Guest Blog: Collaboration has been a critical part of our response to the pandemic, but it needs to continue to safeguard the future of the NHS
2021 was another difficult year for the NHS, with the resurgence of COVID-19 resulting in a greater demand for health and care services, and health inequalities and other systemic challenges repeatedly exposed. But with every crisis comes opportunity, and if the pandemic has taught us anything, it is that when we work together, even the most seemingly insurmountable hurdles can be overcome. For innovators and healthcare providers alike, now is the time to collaborate.
Of course, for the duration of the pandemic, we have been warmed and rallied by positive stories of collaboration, with technology suppliers increasingly eager to work together and support the NHS in its hour of need. All of this began with a groundswell of emergency technology offerings, which normalised the use of innovative digital solutions across the health and care estate. With more and more technology being introduced to support the NHS, and with a sense of collectivism on the rise, it was only natural for suppliers to begin working with each other.
As a result, discussions surrounding data and the application of open standards as a means of driving innovation became more palatable. So much so that the then Secretary of State for Health and Social Care, Matt Hancock, announced his intentions to create “a consistent data platform” which would see patient data separated from the application layer. If the proposals come to fruition, there is plenty for us to be excited about, but whether or not you think Hancock’s ambitions are achievable, it is remarkable to see how far we have come. But we still have a long way to go.
Despite the fact that collaboration and using data to maximise opportunities across the NHS is more widely accepted, particularly in terms of predicting demand and preventative intervention, the reality is that waiting lists remain at an all-time high, with approximately 6 million people waiting for planned treatment. As such, it is critical that technology suppliers continue to work with clinical colleagues, and each other, to ensure the solutions we provide make a meaningful difference to the lives of those who use them, with a specific focus on driving efficiencies and freeing up time for patient care.

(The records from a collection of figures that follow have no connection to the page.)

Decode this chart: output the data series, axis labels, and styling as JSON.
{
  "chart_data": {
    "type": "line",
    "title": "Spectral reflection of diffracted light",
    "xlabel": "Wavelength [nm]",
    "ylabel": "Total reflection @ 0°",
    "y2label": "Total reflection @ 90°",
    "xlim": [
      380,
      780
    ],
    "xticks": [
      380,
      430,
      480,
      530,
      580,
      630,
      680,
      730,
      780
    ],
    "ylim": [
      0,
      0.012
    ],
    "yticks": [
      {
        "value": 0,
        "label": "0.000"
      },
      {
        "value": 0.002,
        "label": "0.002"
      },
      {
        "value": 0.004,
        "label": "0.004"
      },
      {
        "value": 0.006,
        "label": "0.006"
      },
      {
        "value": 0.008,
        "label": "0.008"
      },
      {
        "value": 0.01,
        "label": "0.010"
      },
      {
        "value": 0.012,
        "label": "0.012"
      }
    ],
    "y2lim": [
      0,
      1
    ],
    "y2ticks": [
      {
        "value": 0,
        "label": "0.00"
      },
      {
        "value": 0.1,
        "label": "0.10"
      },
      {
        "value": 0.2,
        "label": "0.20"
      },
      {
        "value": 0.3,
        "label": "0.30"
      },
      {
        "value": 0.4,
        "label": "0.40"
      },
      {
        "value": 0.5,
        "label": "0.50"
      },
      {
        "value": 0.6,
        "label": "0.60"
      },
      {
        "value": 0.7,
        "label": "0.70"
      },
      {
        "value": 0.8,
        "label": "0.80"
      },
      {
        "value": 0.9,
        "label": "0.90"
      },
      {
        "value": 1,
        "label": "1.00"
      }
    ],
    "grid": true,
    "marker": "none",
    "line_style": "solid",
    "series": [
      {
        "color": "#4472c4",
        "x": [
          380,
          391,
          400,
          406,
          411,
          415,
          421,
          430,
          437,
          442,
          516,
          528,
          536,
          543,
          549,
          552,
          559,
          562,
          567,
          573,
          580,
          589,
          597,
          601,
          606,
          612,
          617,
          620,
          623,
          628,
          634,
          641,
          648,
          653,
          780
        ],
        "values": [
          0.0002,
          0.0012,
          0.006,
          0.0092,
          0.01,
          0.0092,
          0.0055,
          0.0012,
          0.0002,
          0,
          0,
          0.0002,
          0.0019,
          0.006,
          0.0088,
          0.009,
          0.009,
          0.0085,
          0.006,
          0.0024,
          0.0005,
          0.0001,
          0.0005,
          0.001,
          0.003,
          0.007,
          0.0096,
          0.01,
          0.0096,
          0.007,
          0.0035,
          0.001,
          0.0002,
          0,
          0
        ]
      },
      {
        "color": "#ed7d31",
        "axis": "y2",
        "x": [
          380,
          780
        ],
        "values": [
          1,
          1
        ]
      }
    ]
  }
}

Given the progress we have made over the past two years or so, and with the advent of integrated care systems (ICS) serving to encourage the sharing of health data even further, I am confident that we will see continued progress in this domain, and I am optimistic about the positive impact it will have on clinicians and patients across care settings. As part of this approach, another key focus for ICSs will be to build inclusive digital strategies that support equitable care delivery for everyone. This is something I am hoping to pioneer in my role, ensuring that Allscripts is supporting regional systems to integrate and helping leaders create the right culture for technology to make a difference.
By working together, we can evolve the way health and care services are delivered across the NHS, and as technologies mature, integrating them with core clinical systems will only improve the flow of information from patients to clinicians. For me, this is the most effective way of tackling the elective care backlog, with the added benefit of shaping the future of health and care services for generations to come.